I didn’t see the benefit of shooting in 3-D.

That’s Burton talking. I guess he hadn’t seen Avatar at that point.

Poo-poo James Cameron if you must, but Alice went a long way toward proving that his decade-plus of work in pushing the technology and then all the time and money and effort that went into creating Avatar as a fully, genuinely 3-D project worked. Whatever qualms you may have with that film’s stories or characters, the fact is that the 3-D is so beautifully immersive that you feel like you’re walking on Pandora next to Jake Sully.

In Alice, the Cheshire Cat may be In. Your. Face, but you never feel like you’re walking through Wonderland next to Alice.

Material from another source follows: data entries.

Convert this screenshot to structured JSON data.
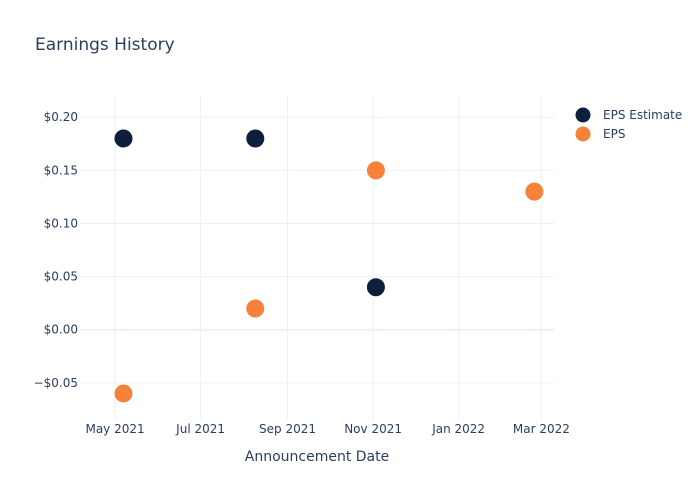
{
  "chart_data": {
    "type": "scatter",
    "title": "Earnings History",
    "xlabel": "Announcement Date",
    "ylabel": "",
    "x_ticks": [
      {
        "date": "2021-05-01",
        "label": "May 2021"
      },
      {
        "date": "2021-07-01",
        "label": "Jul 2021"
      },
      {
        "date": "2021-09-01",
        "label": "Sep 2021"
      },
      {
        "date": "2021-11-01",
        "label": "Nov 2021"
      },
      {
        "date": "2022-01-01",
        "label": "Jan 2022"
      },
      {
        "date": "2022-03-01",
        "label": "Mar 2022"
      }
    ],
    "y_ticks": [
      {
        "value": 0.2,
        "label": "$0.20"
      },
      {
        "value": 0.15,
        "label": "$0.15"
      },
      {
        "value": 0.1,
        "label": "$0.10"
      },
      {
        "value": 0.05,
        "label": "$0.05"
      },
      {
        "value": 0.0,
        "label": "$0.00"
      },
      {
        "value": -0.05,
        "label": "−$0.05"
      }
    ],
    "xlim": [
      "2021-04-06",
      "2022-03-10"
    ],
    "ylim": [
      -0.085,
      0.22
    ],
    "grid": true,
    "legend_position": "top-right",
    "series": [
      {
        "name": "EPS Estimate",
        "color": "#0d1f3c",
        "points": [
          {
            "x": "2021-05-07",
            "y": 0.18
          },
          {
            "x": "2021-08-09",
            "y": 0.18
          },
          {
            "x": "2021-11-03",
            "y": 0.04
          },
          {
            "x": "2022-02-24",
            "y": 0.13
          }
        ]
      },
      {
        "name": "EPS",
        "color": "#f5813b",
        "points": [
          {
            "x": "2021-05-07",
            "y": -0.06
          },
          {
            "x": "2021-08-09",
            "y": 0.02
          },
          {
            "x": "2021-11-03",
            "y": 0.15
          },
          {
            "x": "2022-02-24",
            "y": 0.13
          }
        ]
      }
    ]
  }
}
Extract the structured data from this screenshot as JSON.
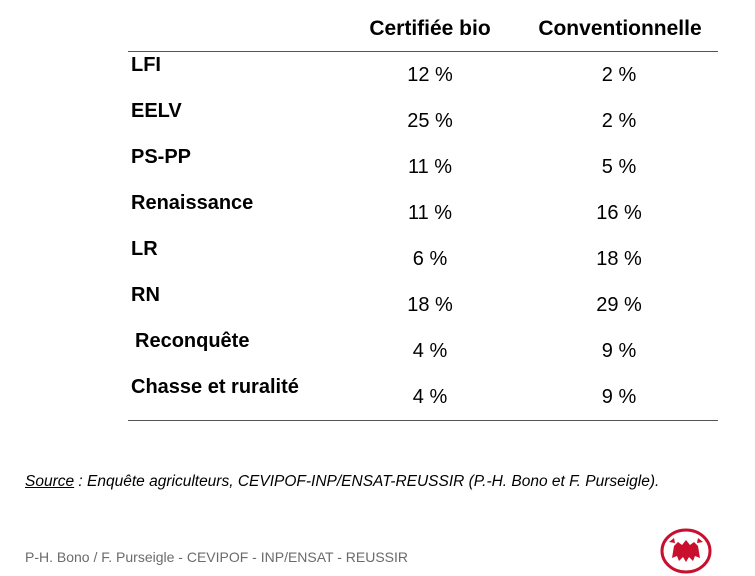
{
  "columns": [
    "Certifiée bio",
    "Conventionnelle"
  ],
  "rows": [
    {
      "party": "LFI",
      "bio": "12 %",
      "conv": "2 %"
    },
    {
      "party": "EELV",
      "bio": "25 %",
      "conv": "2 %"
    },
    {
      "party": "PS-PP",
      "bio": "11 %",
      "conv": "5 %"
    },
    {
      "party": "Renaissance",
      "bio": "11 %",
      "conv": "16 %"
    },
    {
      "party": "LR",
      "bio": "6 %",
      "conv": "18 %"
    },
    {
      "party": "RN",
      "bio": "18 %",
      "conv": "29 %"
    },
    {
      "party": " Reconquête",
      "bio": "4 %",
      "conv": "9 %"
    },
    {
      "party": "Chasse et ruralité",
      "bio": "4 %",
      "conv": "9 %"
    }
  ],
  "chart_data": {
    "type": "table",
    "columns": [
      "Certifiée bio",
      "Conventionnelle"
    ],
    "categories": [
      "LFI",
      "EELV",
      "PS-PP",
      "Renaissance",
      "LR",
      "RN",
      "Reconquête",
      "Chasse et ruralité"
    ],
    "series": [
      {
        "name": "Certifiée bio",
        "values": [
          12,
          25,
          11,
          11,
          6,
          18,
          4,
          4
        ]
      },
      {
        "name": "Conventionnelle",
        "values": [
          2,
          2,
          5,
          16,
          18,
          29,
          9,
          9
        ]
      }
    ],
    "unit": "%"
  },
  "source": {
    "label": "Source",
    "text": " : Enquête agriculteurs, CEVIPOF-INP/ENSAT-REUSSIR (P.-H. Bono et F. Purseigle)."
  },
  "footer": "P-H. Bono / F. Purseigle - CEVIPOF - INP/ENSAT - REUSSIR",
  "colors": {
    "logo": "#c8102e",
    "rule": "#555555",
    "footer": "#6b6b6b"
  },
  "logo_icon": "red-emblem-icon"
}
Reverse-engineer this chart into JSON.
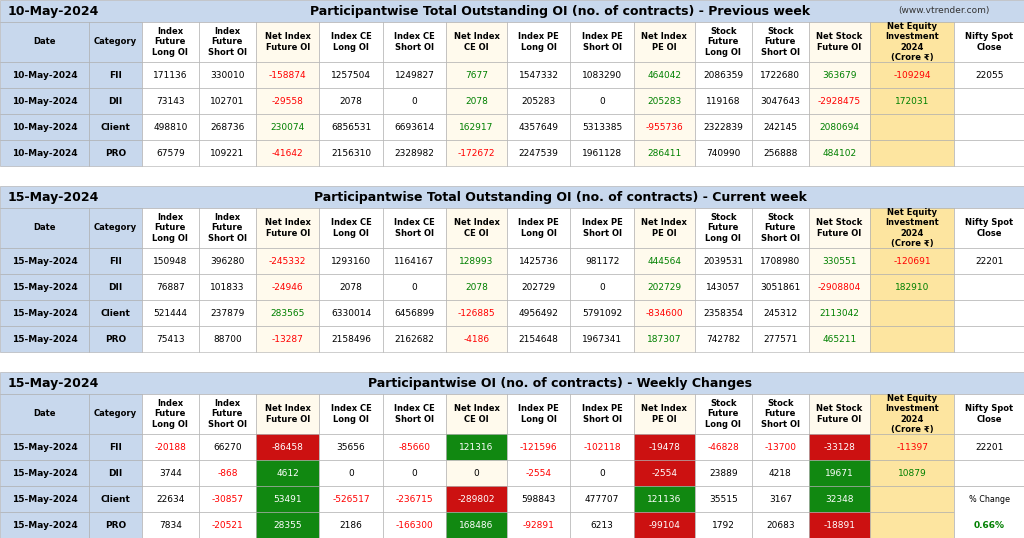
{
  "title1_date": "10-May-2024",
  "title1_main": "Participantwise Total Outstanding OI (no. of contracts) - Previous week",
  "title1_url": "(www.vtrender.com)",
  "title2_date": "15-May-2024",
  "title2_main": "Participantwise Total Outstanding OI (no. of contracts) - Current week",
  "title3_date": "15-May-2024",
  "title3_main": "Participantwise OI (no. of contracts) - Weekly Changes",
  "col_headers": [
    "Date",
    "Category",
    "Index\nFuture\nLong OI",
    "Index\nFuture\nShort OI",
    "Net Index\nFuture OI",
    "Index CE\nLong OI",
    "Index CE\nShort OI",
    "Net Index\nCE OI",
    "Index PE\nLong OI",
    "Index PE\nShort OI",
    "Net Index\nPE OI",
    "Stock\nFuture\nLong OI",
    "Stock\nFuture\nShort OI",
    "Net Stock\nFuture OI",
    "Net Equity\nInvestment\n2024\n(Crore ₹)",
    "Nifty Spot\nClose"
  ],
  "section1_rows": [
    [
      "10-May-2024",
      "FII",
      "171136",
      "330010",
      "-158874",
      "1257504",
      "1249827",
      "7677",
      "1547332",
      "1083290",
      "464042",
      "2086359",
      "1722680",
      "363679",
      "-109294",
      "22055"
    ],
    [
      "10-May-2024",
      "DII",
      "73143",
      "102701",
      "-29558",
      "2078",
      "0",
      "2078",
      "205283",
      "0",
      "205283",
      "119168",
      "3047643",
      "-2928475",
      "172031",
      ""
    ],
    [
      "10-May-2024",
      "Client",
      "498810",
      "268736",
      "230074",
      "6856531",
      "6693614",
      "162917",
      "4357649",
      "5313385",
      "-955736",
      "2322839",
      "242145",
      "2080694",
      "",
      ""
    ],
    [
      "10-May-2024",
      "PRO",
      "67579",
      "109221",
      "-41642",
      "2156310",
      "2328982",
      "-172672",
      "2247539",
      "1961128",
      "286411",
      "740990",
      "256888",
      "484102",
      "",
      ""
    ]
  ],
  "section1_colors": {
    "col4": [
      "red",
      "red",
      "green",
      "red"
    ],
    "col7": [
      "green",
      "green",
      "green",
      "red"
    ],
    "col10": [
      "green",
      "green",
      "red",
      "green"
    ],
    "col13": [
      "green",
      "red",
      "green",
      "green"
    ],
    "col14": [
      "red",
      "green",
      "",
      ""
    ]
  },
  "section2_rows": [
    [
      "15-May-2024",
      "FII",
      "150948",
      "396280",
      "-245332",
      "1293160",
      "1164167",
      "128993",
      "1425736",
      "981172",
      "444564",
      "2039531",
      "1708980",
      "330551",
      "-120691",
      "22201"
    ],
    [
      "15-May-2024",
      "DII",
      "76887",
      "101833",
      "-24946",
      "2078",
      "0",
      "2078",
      "202729",
      "0",
      "202729",
      "143057",
      "3051861",
      "-2908804",
      "182910",
      ""
    ],
    [
      "15-May-2024",
      "Client",
      "521444",
      "237879",
      "283565",
      "6330014",
      "6456899",
      "-126885",
      "4956492",
      "5791092",
      "-834600",
      "2358354",
      "245312",
      "2113042",
      "",
      ""
    ],
    [
      "15-May-2024",
      "PRO",
      "75413",
      "88700",
      "-13287",
      "2158496",
      "2162682",
      "-4186",
      "2154648",
      "1967341",
      "187307",
      "742782",
      "277571",
      "465211",
      "",
      ""
    ]
  ],
  "section2_colors": {
    "col4": [
      "red",
      "red",
      "green",
      "red"
    ],
    "col7": [
      "green",
      "green",
      "red",
      "red"
    ],
    "col10": [
      "green",
      "green",
      "red",
      "green"
    ],
    "col13": [
      "green",
      "red",
      "green",
      "green"
    ],
    "col14": [
      "red",
      "green",
      "",
      ""
    ]
  },
  "section3_rows": [
    [
      "15-May-2024",
      "FII",
      "-20188",
      "66270",
      "-86458",
      "35656",
      "-85660",
      "121316",
      "-121596",
      "-102118",
      "-19478",
      "-46828",
      "-13700",
      "-33128",
      "-11397",
      "22201"
    ],
    [
      "15-May-2024",
      "DII",
      "3744",
      "-868",
      "4612",
      "0",
      "0",
      "0",
      "-2554",
      "0",
      "-2554",
      "23889",
      "4218",
      "19671",
      "10879",
      ""
    ],
    [
      "15-May-2024",
      "Client",
      "22634",
      "-30857",
      "53491",
      "-526517",
      "-236715",
      "-289802",
      "598843",
      "477707",
      "121136",
      "35515",
      "3167",
      "32348",
      "",
      ""
    ],
    [
      "15-May-2024",
      "PRO",
      "7834",
      "-20521",
      "28355",
      "2186",
      "-166300",
      "168486",
      "-92891",
      "6213",
      "-99104",
      "1792",
      "20683",
      "-18891",
      "",
      ""
    ]
  ],
  "section3_text_colors": {
    "col2": [
      "red",
      "black",
      "black",
      "black"
    ],
    "col3": [
      "black",
      "red",
      "red",
      "red"
    ],
    "col5": [
      "black",
      "black",
      "red",
      "black"
    ],
    "col6": [
      "red",
      "black",
      "red",
      "red"
    ],
    "col8": [
      "red",
      "red",
      "black",
      "red"
    ],
    "col9": [
      "red",
      "black",
      "black",
      "black"
    ],
    "col11": [
      "red",
      "black",
      "black",
      "black"
    ],
    "col12": [
      "red",
      "black",
      "black",
      "black"
    ],
    "col14": [
      "red",
      "green",
      "",
      ""
    ]
  },
  "section3_bg_colors": {
    "col4": [
      "red",
      "green",
      "green",
      "green"
    ],
    "col7": [
      "green",
      "none",
      "red",
      "green"
    ],
    "col10": [
      "red",
      "red",
      "green",
      "red"
    ],
    "col13": [
      "red",
      "green",
      "green",
      "red"
    ]
  },
  "pct_change": "0.66%",
  "header_bg": "#c8d8ed",
  "white_bg": "#ffffff",
  "yellow_bg": "#fffaed",
  "orange_bg": "#fde5a0",
  "red_cell": "#cc1111",
  "green_cell": "#118811",
  "border_col": "#aaaaaa",
  "title_fs": 9,
  "header_fs": 6.0,
  "cell_fs": 6.5
}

See also: the wonderful How to Train Your Dragon, which was created in 3-D from the ground up, and which actually puts Avatar‘s flying sequences to shame.

And now we’re faced with Clash of the Titans … in 3-D, of course. The film was not shot in 3-D, but that won’t stop multiplexes from charging a hefty premium for you to see it retrofitted with Kraken tentacles flying out at you and stuff. The advance buzz on the final 3-D film? It ain’t good.

Look: When Michael Bay is crying artistic foul on anything, it’s gotta be bad. (He’s being pressured, apparently, to let Paramount and DreamWorks do a 3-D pass on Transformers 3, and he’s not keen on the idea.)

We need to come up with a label for these fake 3-D movies. I assume Hollywood will not go for slapping a “In Real Fake 3-D!” sticker across its products, but surely there’s a middle ground to be found, one that gives ticket buyers the information they need to decide whether it’s worth paying extra for a 3-D ticket or whether a normally overpriced 2-D ticket will suffice. What do you think: What should we call fake 3-D movies?